Кроме того, считаем разумным предложение авторов проекта федерального закона от 27 апреля 2012 г. № 47538-6 «О внесении изменений в части первую, вторую, третью и четвертую Гражданского кодекса Российской Федерации, а также в отдельные законодательные акты Российской Федерации» (далее – Проект ГК 2012) [Проект федерального закона № 47538-6] о внесении изменений в статьи, посвященные институту приобретательной давности и исковой давности.
В соответствии со ст. 242.1 Проекта ГК 2012 «лицо, не являющееся собственником вещи, но открыто и непрерывно владеющее как своей собственной недвижимой вещью в течение пятнадцати лет либо движимой вещью в течение пяти лет (курсив мой. – В. Н.), а лицо, владеющее движимой или недвижимой вещью, выбывшей из владения собственника помимо его воли, – в течение тридцати лет (курсив мой. – В. Н.), приобретает право собственности на эту вещь (приобретательная давность)». Согласно ст. 242.2 «течение срока приобретательной давности начинается с момента начала владения вещью». Таким образом, разработчики ввели две новеллы, имеющие существенное значение для легализации оборота культурных ценностей. Во-первых, установлен максимальный 30-летний срок приобретательной давности для незаконно перемещенной культурной ценности. По истечении данного срока у добросовестного приобретателя возникает право собственности. Во-вторых, исчезла привязка срока приобретательной давности к сроку исковой давности, порождавшая проблему «зависшего имущества» (п. 2 ст. 234 ГК РФ).
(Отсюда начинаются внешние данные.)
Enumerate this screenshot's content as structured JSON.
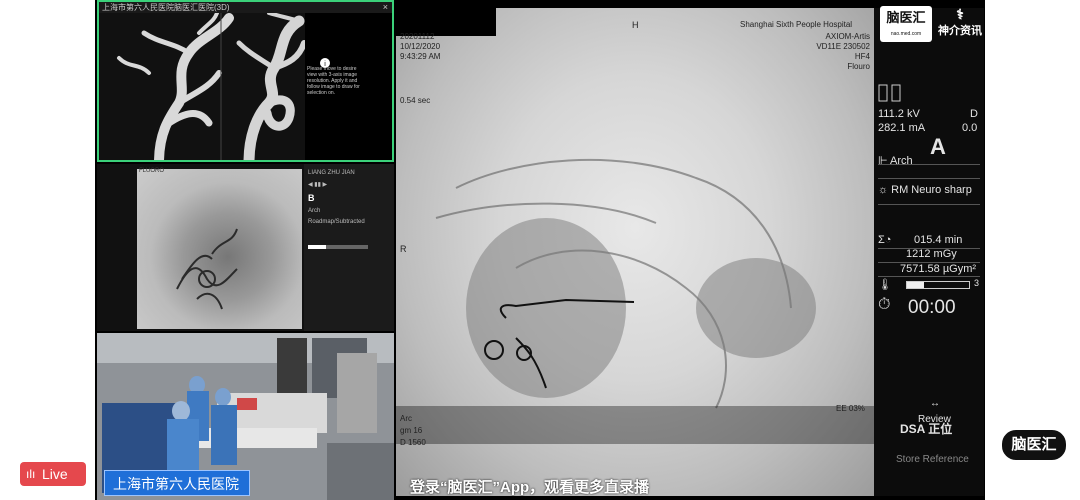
{
  "live": {
    "label": "Live",
    "icon": "live-bars-icon"
  },
  "panel_3d": {
    "title": "上海市第六人民医院脑医汇医院(3D)",
    "close_label": "×",
    "info_text": "Please move to desire view with 3-axis image resolution. Apply it and follow image to draw for selection on."
  },
  "angio_panel": {
    "header_left": "FLUORO",
    "header_right": "",
    "side_items": [
      "LIANG ZHU JIAN",
      "◀ ▮▮ ▶",
      "B",
      "Arch",
      "Roadmap/Subtracted"
    ],
    "side_letter": "B"
  },
  "main": {
    "hospital_overlay": "Shanghai Sixth People Hospital",
    "meta_right": [
      "AXIOM-Artis",
      "VD11E 230502",
      "HF4",
      "Flouro"
    ],
    "top_h": "H",
    "left_time": "0.54 sec",
    "left_r": "R",
    "bottom_left": [
      "Arc",
      "gm 16",
      "D 1560"
    ],
    "bottom_right": "EE 03%",
    "top_left_lines": [
      "20201112",
      "10/12/2020",
      "9:43:29 AM"
    ]
  },
  "right_panel": {
    "kv": "111.2 kV",
    "kv_right": "D",
    "ma": "282.1 mA",
    "ma_right": "0.0",
    "letter": "A",
    "arch": "Arch",
    "neuro": "RM Neuro sharp",
    "time": "015.4 min",
    "dose1": "1212 mGy",
    "dose2": "7571.58 µGym²",
    "bar_num": "3",
    "timer": "00:00",
    "review": "Review",
    "dsa": "DSA 正位",
    "store": "Store Reference"
  },
  "logos": {
    "naoyihui": "脑医汇",
    "naoyihui_sub": "nao.med.com",
    "shenjie": "神介资讯",
    "bottom_logo": "脑医汇"
  },
  "hospital_tag": "上海市第六人民医院",
  "caption": "登录“脑医汇”App，观看更多直录播",
  "colors": {
    "live": "#e5484d",
    "hospital_tag": "#1f6fd8",
    "panel_border": "#3bd17a"
  }
}
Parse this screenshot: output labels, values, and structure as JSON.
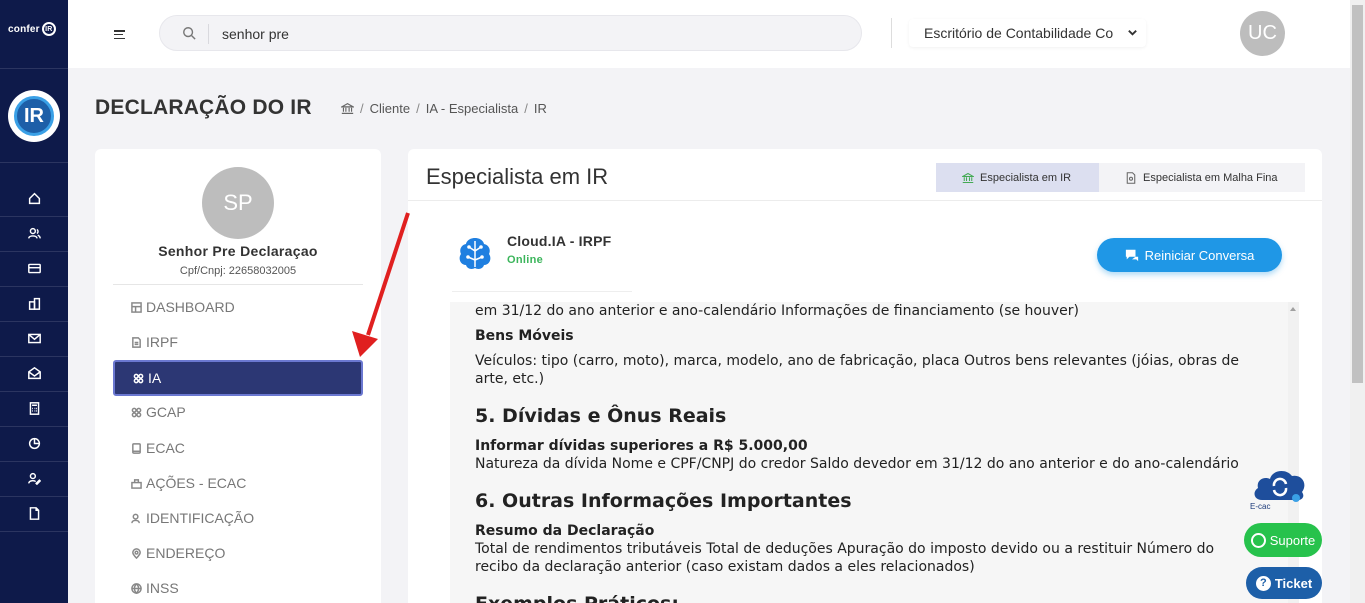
{
  "app": {
    "logo_small": "confer",
    "logo_small_ring": "IR",
    "logo_big": "IR"
  },
  "rail": {
    "icons": [
      "home-icon",
      "users-icon",
      "card-icon",
      "buildings-icon",
      "mail-icon",
      "mail-open-icon",
      "calculator-icon",
      "pie-chart-icon",
      "user-edit-icon",
      "document-icon"
    ]
  },
  "header": {
    "search_value": "senhor pre",
    "office_select": "Escritório de Contabilidade Co",
    "user_initials": "UC"
  },
  "page": {
    "title": "DECLARAÇÃO DO IR",
    "breadcrumb": [
      "Cliente",
      "IA - Especialista",
      "IR"
    ]
  },
  "client": {
    "initials": "SP",
    "name": "Senhor Pre Declaraçao",
    "doc": "Cpf/Cnpj: 22658032005"
  },
  "menu": [
    {
      "label": "DASHBOARD",
      "icon": "dashboard-icon",
      "active": false
    },
    {
      "label": "IRPF",
      "icon": "file-icon",
      "active": false
    },
    {
      "label": "IA",
      "icon": "ai-icon",
      "active": true
    },
    {
      "label": "GCAP",
      "icon": "gcap-icon",
      "active": false
    },
    {
      "label": "ECAC",
      "icon": "ecac-icon",
      "active": false
    },
    {
      "label": "AÇÕES - ECAC",
      "icon": "actions-icon",
      "active": false
    },
    {
      "label": "IDENTIFICAÇÃO",
      "icon": "identity-icon",
      "active": false
    },
    {
      "label": "ENDEREÇO",
      "icon": "location-icon",
      "active": false
    },
    {
      "label": "INSS",
      "icon": "globe-icon",
      "active": false
    }
  ],
  "main": {
    "title": "Especialista em IR",
    "tabs": [
      {
        "label": "Especialista em IR",
        "active": true
      },
      {
        "label": "Especialista em Malha Fina",
        "active": false
      }
    ],
    "bot": {
      "name": "Cloud.IA - IRPF",
      "status": "Online",
      "restart_label": "Reiniciar Conversa"
    },
    "chat": {
      "line_top": "em 31/12 do ano anterior e ano-calendário Informações de financiamento (se houver)",
      "bens_moveis_title": "Bens Móveis",
      "bens_moveis_text": "Veículos: tipo (carro, moto), marca, modelo, ano de fabricação, placa Outros bens relevantes (jóias, obras de arte, etc.)",
      "section5_title": "5. Dívidas e Ônus Reais",
      "dividas_title": "Informar dívidas superiores a R$ 5.000,00",
      "dividas_text": "Natureza da dívida Nome e CPF/CNPJ do credor Saldo devedor em 31/12 do ano anterior e do ano-calendário",
      "section6_title": "6. Outras Informações Importantes",
      "resumo_title": "Resumo da Declaração",
      "resumo_text": "Total de rendimentos tributáveis Total de deduções Apuração do imposto devido ou a restituir Número do recibo da declaração anterior (caso existam dados a eles relacionados)",
      "section_next_title": "Exemplos Práticos:"
    }
  },
  "widgets": {
    "ecac_label": "E-cac",
    "suporte_label": "Suporte",
    "ticket_label": "Ticket"
  },
  "colors": {
    "rail": "#0e1a4a",
    "active_menu": "#2c3774",
    "primary_button": "#1f97e6",
    "online": "#3bb55b",
    "support": "#27c24c",
    "annotation_arrow": "#e02020"
  }
}
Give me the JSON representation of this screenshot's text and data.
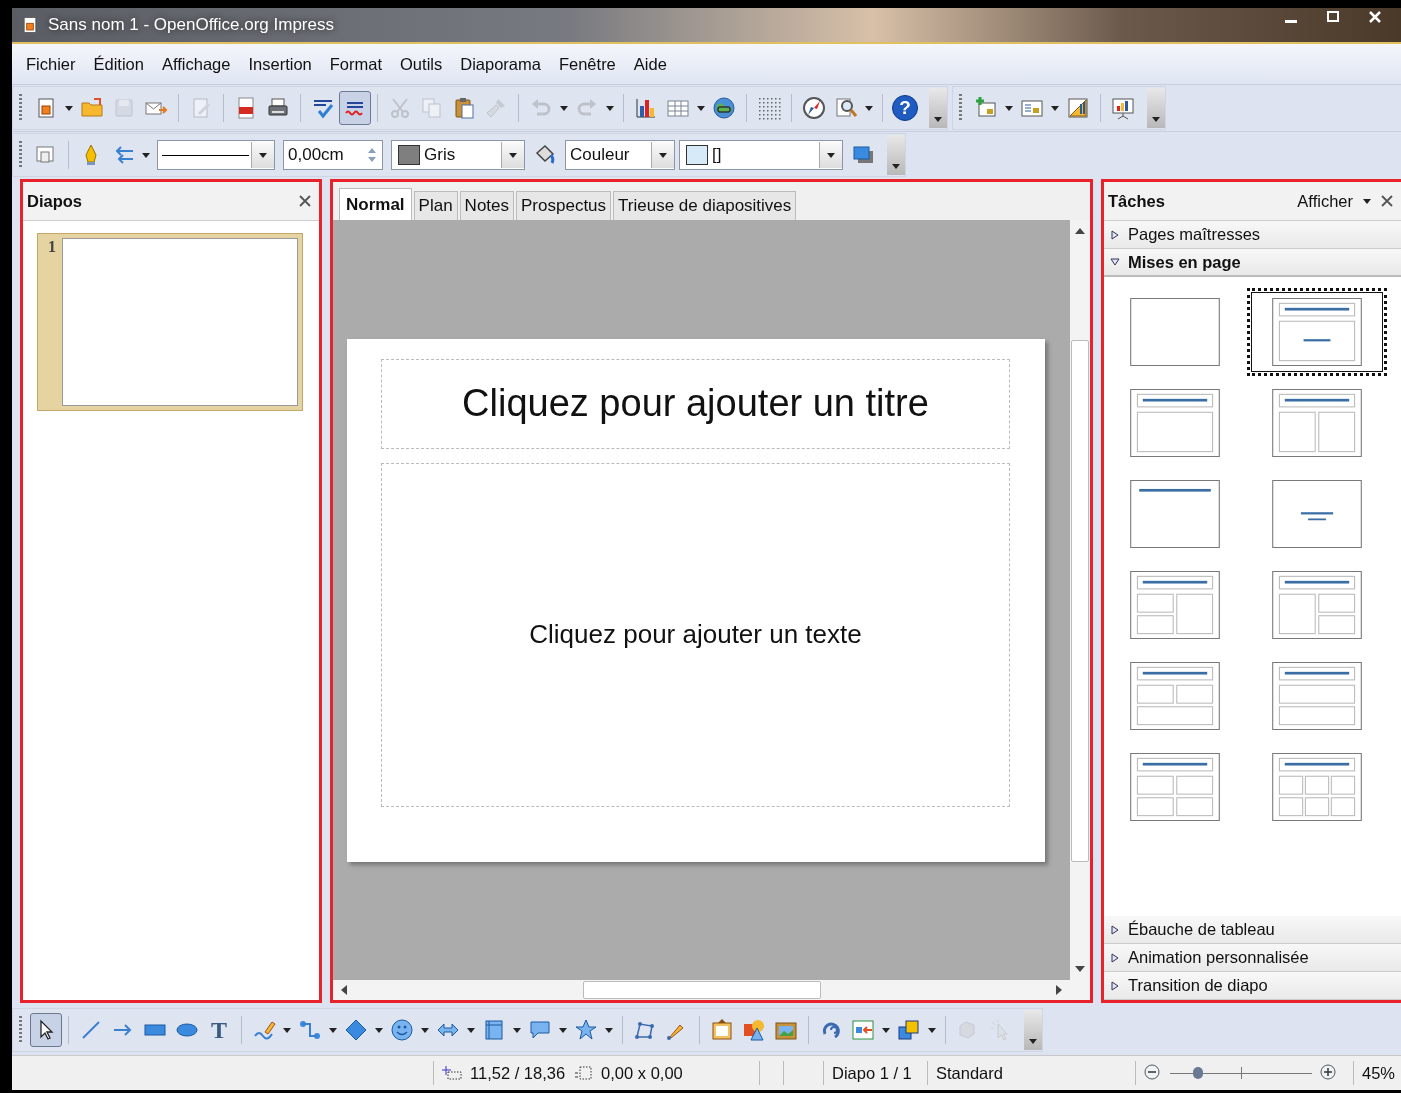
{
  "window": {
    "title": "Sans nom 1 - OpenOffice.org Impress"
  },
  "menu": [
    "Fichier",
    "Édition",
    "Affichage",
    "Insertion",
    "Format",
    "Outils",
    "Diaporama",
    "Fenêtre",
    "Aide"
  ],
  "standard_toolbar": [
    {
      "items": [
        {
          "kind": "new",
          "menu": true,
          "disabled": false,
          "pressed": false
        },
        {
          "kind": "open",
          "menu": false,
          "disabled": false,
          "pressed": false
        },
        {
          "kind": "save",
          "menu": false,
          "disabled": true,
          "pressed": false
        },
        {
          "kind": "email",
          "menu": false,
          "disabled": false,
          "pressed": false
        }
      ]
    },
    {
      "items": [
        {
          "kind": "edit",
          "menu": false,
          "disabled": true,
          "pressed": false
        }
      ]
    },
    {
      "items": [
        {
          "kind": "pdf",
          "menu": false,
          "disabled": false,
          "pressed": false
        },
        {
          "kind": "print",
          "menu": false,
          "disabled": false,
          "pressed": false
        }
      ]
    },
    {
      "items": [
        {
          "kind": "spell",
          "menu": false,
          "disabled": false,
          "pressed": false
        },
        {
          "kind": "autospell",
          "menu": false,
          "disabled": false,
          "pressed": true
        }
      ]
    },
    {
      "items": [
        {
          "kind": "cut",
          "menu": false,
          "disabled": true,
          "pressed": false
        },
        {
          "kind": "copy",
          "menu": false,
          "disabled": true,
          "pressed": false
        },
        {
          "kind": "paste",
          "menu": false,
          "disabled": false,
          "pressed": false
        },
        {
          "kind": "brush",
          "menu": false,
          "disabled": true,
          "pressed": false
        }
      ]
    },
    {
      "items": [
        {
          "kind": "undo",
          "menu": true,
          "disabled": true,
          "pressed": false
        },
        {
          "kind": "redo",
          "menu": true,
          "disabled": true,
          "pressed": false
        }
      ]
    },
    {
      "items": [
        {
          "kind": "chart",
          "menu": false,
          "disabled": false,
          "pressed": false
        },
        {
          "kind": "table",
          "menu": true,
          "disabled": false,
          "pressed": false
        },
        {
          "kind": "globe",
          "menu": false,
          "disabled": false,
          "pressed": false
        }
      ]
    },
    {
      "items": [
        {
          "kind": "grid",
          "menu": false,
          "disabled": false,
          "pressed": false
        }
      ]
    },
    {
      "items": [
        {
          "kind": "navigator",
          "menu": false,
          "disabled": false,
          "pressed": false
        },
        {
          "kind": "zoom",
          "menu": true,
          "disabled": false,
          "pressed": false
        }
      ]
    },
    {
      "items": [
        {
          "kind": "help",
          "glyph": "?",
          "menu": false,
          "disabled": false,
          "pressed": false
        }
      ]
    }
  ],
  "presentation_toolbar": [
    {
      "items": [
        {
          "kind": "new-slide",
          "menu": true,
          "disabled": false,
          "pressed": false
        },
        {
          "kind": "layout",
          "menu": true,
          "disabled": false,
          "pressed": false
        },
        {
          "kind": "design",
          "menu": false,
          "disabled": false,
          "pressed": false
        }
      ]
    },
    {
      "items": [
        {
          "kind": "slideshow",
          "menu": false,
          "disabled": false,
          "pressed": false
        }
      ]
    }
  ],
  "line_fill_toolbar": [
    {
      "items": [
        {
          "kind": "slide-props",
          "menu": false
        }
      ]
    },
    {
      "items": [
        {
          "kind": "pen",
          "menu": false
        },
        {
          "kind": "arrow-style",
          "menu": true
        },
        {
          "kind": "line-style"
        },
        {
          "kind": "width",
          "value": "0,00cm"
        },
        {
          "kind": "color",
          "value": "Gris",
          "color": "#7f7f7f"
        },
        {
          "kind": "bucket",
          "menu": false
        },
        {
          "kind": "area-style",
          "value": "Couleur"
        },
        {
          "kind": "fill",
          "value": "[]",
          "color": "#d6eaf8"
        },
        {
          "kind": "shadow",
          "menu": false
        }
      ]
    }
  ],
  "slides_pane": {
    "title": "Diapos",
    "slides": [
      {
        "number": "1",
        "selected": true
      }
    ]
  },
  "view_tabs": [
    {
      "label": "Normal",
      "selected": true
    },
    {
      "label": "Plan",
      "selected": false
    },
    {
      "label": "Notes",
      "selected": false
    },
    {
      "label": "Prospectus",
      "selected": false
    },
    {
      "label": "Trieuse de diapositives",
      "selected": false
    }
  ],
  "slide": {
    "title_placeholder": "Cliquez pour ajouter un titre",
    "body_placeholder": "Cliquez pour ajouter un texte"
  },
  "task_pane": {
    "title": "Tâches",
    "view_menu": "Afficher",
    "sections": [
      {
        "label": "Pages maîtresses",
        "expanded": false
      },
      {
        "label": "Mises en page",
        "expanded": true,
        "layouts": [
          {
            "kind": "blank",
            "selected": false
          },
          {
            "kind": "title-subtitle",
            "selected": true
          },
          {
            "kind": "title-content",
            "selected": false
          },
          {
            "kind": "title-2col",
            "selected": false
          },
          {
            "kind": "title-only",
            "selected": false
          },
          {
            "kind": "centered",
            "selected": false
          },
          {
            "kind": "left2-right1",
            "selected": false
          },
          {
            "kind": "left1-right2",
            "selected": false
          },
          {
            "kind": "top2-bottom1",
            "selected": false
          },
          {
            "kind": "title-2rows",
            "selected": false
          },
          {
            "kind": "grid4",
            "selected": false
          },
          {
            "kind": "grid6",
            "selected": false
          }
        ]
      },
      {
        "label": "Ébauche de tableau",
        "expanded": false
      },
      {
        "label": "Animation personnalisée",
        "expanded": false
      },
      {
        "label": "Transition de diapo",
        "expanded": false
      }
    ]
  },
  "drawing_toolbar": [
    {
      "items": [
        {
          "kind": "select",
          "menu": false,
          "disabled": false,
          "pressed": true
        }
      ]
    },
    {
      "items": [
        {
          "kind": "line",
          "menu": false,
          "disabled": false,
          "pressed": false
        },
        {
          "kind": "arrow",
          "menu": false,
          "disabled": false,
          "pressed": false
        },
        {
          "kind": "rect",
          "menu": false,
          "disabled": false,
          "pressed": false
        },
        {
          "kind": "ellipse",
          "menu": false,
          "disabled": false,
          "pressed": false
        },
        {
          "kind": "text",
          "glyph": "T",
          "menu": false,
          "disabled": false,
          "pressed": false
        }
      ]
    },
    {
      "items": [
        {
          "kind": "curve",
          "menu": true,
          "disabled": false,
          "pressed": false
        },
        {
          "kind": "connector",
          "menu": true,
          "disabled": false,
          "pressed": false
        },
        {
          "kind": "diamond",
          "menu": true,
          "disabled": false,
          "pressed": false
        },
        {
          "kind": "smiley",
          "menu": true,
          "disabled": false,
          "pressed": false
        },
        {
          "kind": "double-arrow",
          "menu": true,
          "disabled": false,
          "pressed": false
        },
        {
          "kind": "flowchart",
          "menu": true,
          "disabled": false,
          "pressed": false
        },
        {
          "kind": "callout",
          "menu": true,
          "disabled": false,
          "pressed": false
        },
        {
          "kind": "star",
          "menu": true,
          "disabled": false,
          "pressed": false
        }
      ]
    },
    {
      "items": [
        {
          "kind": "points",
          "menu": false,
          "disabled": false,
          "pressed": false
        },
        {
          "kind": "glue",
          "menu": false,
          "disabled": false,
          "pressed": false
        }
      ]
    },
    {
      "items": [
        {
          "kind": "frame",
          "menu": false,
          "disabled": false,
          "pressed": false
        },
        {
          "kind": "shapes",
          "menu": false,
          "disabled": false,
          "pressed": false
        },
        {
          "kind": "picture",
          "menu": false,
          "disabled": false,
          "pressed": false
        }
      ]
    },
    {
      "items": [
        {
          "kind": "rotate",
          "menu": false,
          "disabled": false,
          "pressed": false
        },
        {
          "kind": "align",
          "menu": true,
          "disabled": false,
          "pressed": false
        },
        {
          "kind": "arrange",
          "menu": true,
          "disabled": false,
          "pressed": false
        }
      ]
    },
    {
      "items": [
        {
          "kind": "extrusion",
          "menu": false,
          "disabled": true,
          "pressed": false
        },
        {
          "kind": "interaction",
          "menu": false,
          "disabled": true,
          "pressed": false
        }
      ]
    }
  ],
  "status_bar": {
    "position": "11,52 / 18,36",
    "size": "0,00 x 0,00",
    "slide": "Diapo 1 / 1",
    "master": "Standard",
    "zoom": {
      "level": 0.2
    },
    "zoom_percent": "45%"
  }
}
В гл. 12 ГК РФ, посвященную сроку исковой давности, также были внесены изменения. В частности, ст. 196 в редакции проекта ГК 2012 сформулирована следующим образом: «Общий срок исковой давности составляет три года со дня, определяемого в соответствии со статьей 200 настоящего Кодекса, но во всяком случае не может превышать десяти лет со дня нарушения права» (курсив мой. – В. Н.). Кроме того, ст. 200 ГК РФ, посвященная началу течения срока исковой давности, дополнена новым критерием определения начала срока: «течение срока исковой давности начинается со дня, когда лицо узнало или должно было узнать о нарушении своего права и о том, кто является надлежащим ответчиком по иску о защите этого права» (курсив мой. – В. Н.).
Таким образом, благодаря внесению изменений в правовое регулирование институтов сроков каждый из акторов арт-рынка (собственник или добросовестный приобретатель) получает четкое представление о временных границах и критериях реализации своих прав собственности на спорные культурные ценности. Введение в гражданское законодательство РФ вышеприведенных новелл позволит реализовать в России действенные механизмы защиты и установления баланса интересов собственника культурной ценности и ее добросовестного приобретателя (см.: [Энгельман, 2005; Мейер, 1997, с. 284; Иоффе, 1958, с. 267; Толстой, 1955, с. 159–164; Агарков, 1940, с. 56–68]).
Исходя из рассмотренных выше законодательства и судебной практики коллизионные вопросы остаются наиболее сложными, а решения не всегда однозначны. Кроме того, следует уделять особое внимание специфике предмета регулирования – культурных ценностей.
Таким образом, коллизионные вопросы при оформлении сделок с культурными ценностями возникают и разрешаются в трех случаях:
а) при оформлении договора в виде привязок автономии воли и наиболее тесной связи;
б) при разрешении вопросов собственности в виде уже существующих привязок lex situs и lex originis, ограниченных оговоркой о публичном порядке;
в) при разрешении вопросов приобретательской и исковой давности.
Сбалансированная оценка каждого из коллизионных случаев позволит участникам сделки выбрать применимое право с учетом интересов всех сторон.